Tucanos experientes reconhecem que o partido vive um cenário de vácuo de lideranças, além de desconexão entre o comando nacional e a bancada no Congresso — a maioria dos parlamentares é contemplada pelas emendas do orçamento secreto, como admitiu o presidente do partido, Bruno Araújo, em entrevista ao GLOBO na última sexta-feira. Essas lideranças esperam que as prévias abram um novo ciclo para o partido, a partir da participação de 44,7 mil filiados na escolha do candidato da legenda.
A disputa foi marcada por denúncias de fraudes, uso de verba pública como moeda de troca por apoio e até ataques abaixo da linha da cintura. Especialistas avaliam que a agressividade da campanha coloca em dúvida a possibilidade de união da sigla, e ainda veem uma dose de fragilidade para a construção de alianças para a terceira via em meio a uma provável entrada do ex-juiz Sergio Moro na corrida eleitoral. Doria e Leite patinam nas pesquisas de intenção de voto e, por enquanto, estão próximos do piso de Geraldo Alckmin nas eleições de 2018, que teve 4,7% dos votos, o pior desempenho da história da sigla.
— Unir o PSDB é um trabalho de Hércules. As prévias foram longe demais e se passou do ponto na guerra interna. O candidato derrotado terá dificuldade de pedir voto para aquele que acusou de mentir e fraudar o resultado — afirma o cientista político Claudio Couto, da FGV. — Embora Moro tenha rejeição, seu piso é maior que o dos tucanos.
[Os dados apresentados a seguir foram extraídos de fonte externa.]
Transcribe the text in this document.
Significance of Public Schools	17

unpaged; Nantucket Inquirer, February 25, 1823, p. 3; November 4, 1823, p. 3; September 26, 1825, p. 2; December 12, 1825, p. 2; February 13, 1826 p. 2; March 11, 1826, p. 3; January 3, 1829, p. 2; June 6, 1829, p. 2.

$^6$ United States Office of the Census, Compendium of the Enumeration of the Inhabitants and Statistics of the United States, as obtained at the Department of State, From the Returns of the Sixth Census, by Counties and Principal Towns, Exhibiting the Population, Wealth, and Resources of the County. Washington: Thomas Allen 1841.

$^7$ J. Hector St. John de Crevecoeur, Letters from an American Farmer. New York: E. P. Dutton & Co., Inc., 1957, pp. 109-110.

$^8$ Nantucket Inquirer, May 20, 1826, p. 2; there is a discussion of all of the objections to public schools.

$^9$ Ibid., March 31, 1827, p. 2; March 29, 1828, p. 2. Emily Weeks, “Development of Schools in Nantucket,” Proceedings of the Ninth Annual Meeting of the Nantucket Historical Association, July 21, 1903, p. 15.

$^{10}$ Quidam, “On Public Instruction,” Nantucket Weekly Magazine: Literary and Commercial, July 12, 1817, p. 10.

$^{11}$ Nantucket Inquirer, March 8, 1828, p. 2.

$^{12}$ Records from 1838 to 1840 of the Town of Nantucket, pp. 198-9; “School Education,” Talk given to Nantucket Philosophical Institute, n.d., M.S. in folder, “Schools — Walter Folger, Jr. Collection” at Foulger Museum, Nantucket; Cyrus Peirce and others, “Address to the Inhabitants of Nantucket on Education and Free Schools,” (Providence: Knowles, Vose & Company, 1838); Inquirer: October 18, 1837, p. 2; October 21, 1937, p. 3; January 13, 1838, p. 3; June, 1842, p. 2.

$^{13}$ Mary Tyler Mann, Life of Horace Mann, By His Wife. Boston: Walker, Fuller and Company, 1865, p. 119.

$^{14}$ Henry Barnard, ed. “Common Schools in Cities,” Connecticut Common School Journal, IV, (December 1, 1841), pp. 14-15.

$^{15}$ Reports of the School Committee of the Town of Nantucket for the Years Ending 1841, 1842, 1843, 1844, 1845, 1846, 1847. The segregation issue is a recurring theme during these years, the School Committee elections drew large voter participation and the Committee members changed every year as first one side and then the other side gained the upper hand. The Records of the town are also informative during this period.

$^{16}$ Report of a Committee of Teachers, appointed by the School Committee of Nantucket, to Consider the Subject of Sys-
Já o Doria tem uma rejeição altíssima, enquanto Leite precisa se fazer conhecido.
Na visão de Marco Antônio Teixeira, professor de ciência política da FGV de São Paulo, o vencedor das prévias terá que dialogar internamente e fazer concessões tanto para conter debandadas, quanto para evitar que setores do partido façam campanha para o presidente Jair Bolsonaro em 2022.
No partido, a expectativa é que com uma eventual vitória de Doria, o ex-governador Geraldo Alckmin, hoje rival do paulista, seja o primeiro a sair. Há incerteza também sobre a permanência do deputado mineiro Aécio Neves, desafeto de Doria. Caso Leite seja o escolhido dos tucanos, não está descartada uma saída de Doria para concorrer ao Palácio do Planalto por outra sigla, embora o paulista negue essa possibilidade.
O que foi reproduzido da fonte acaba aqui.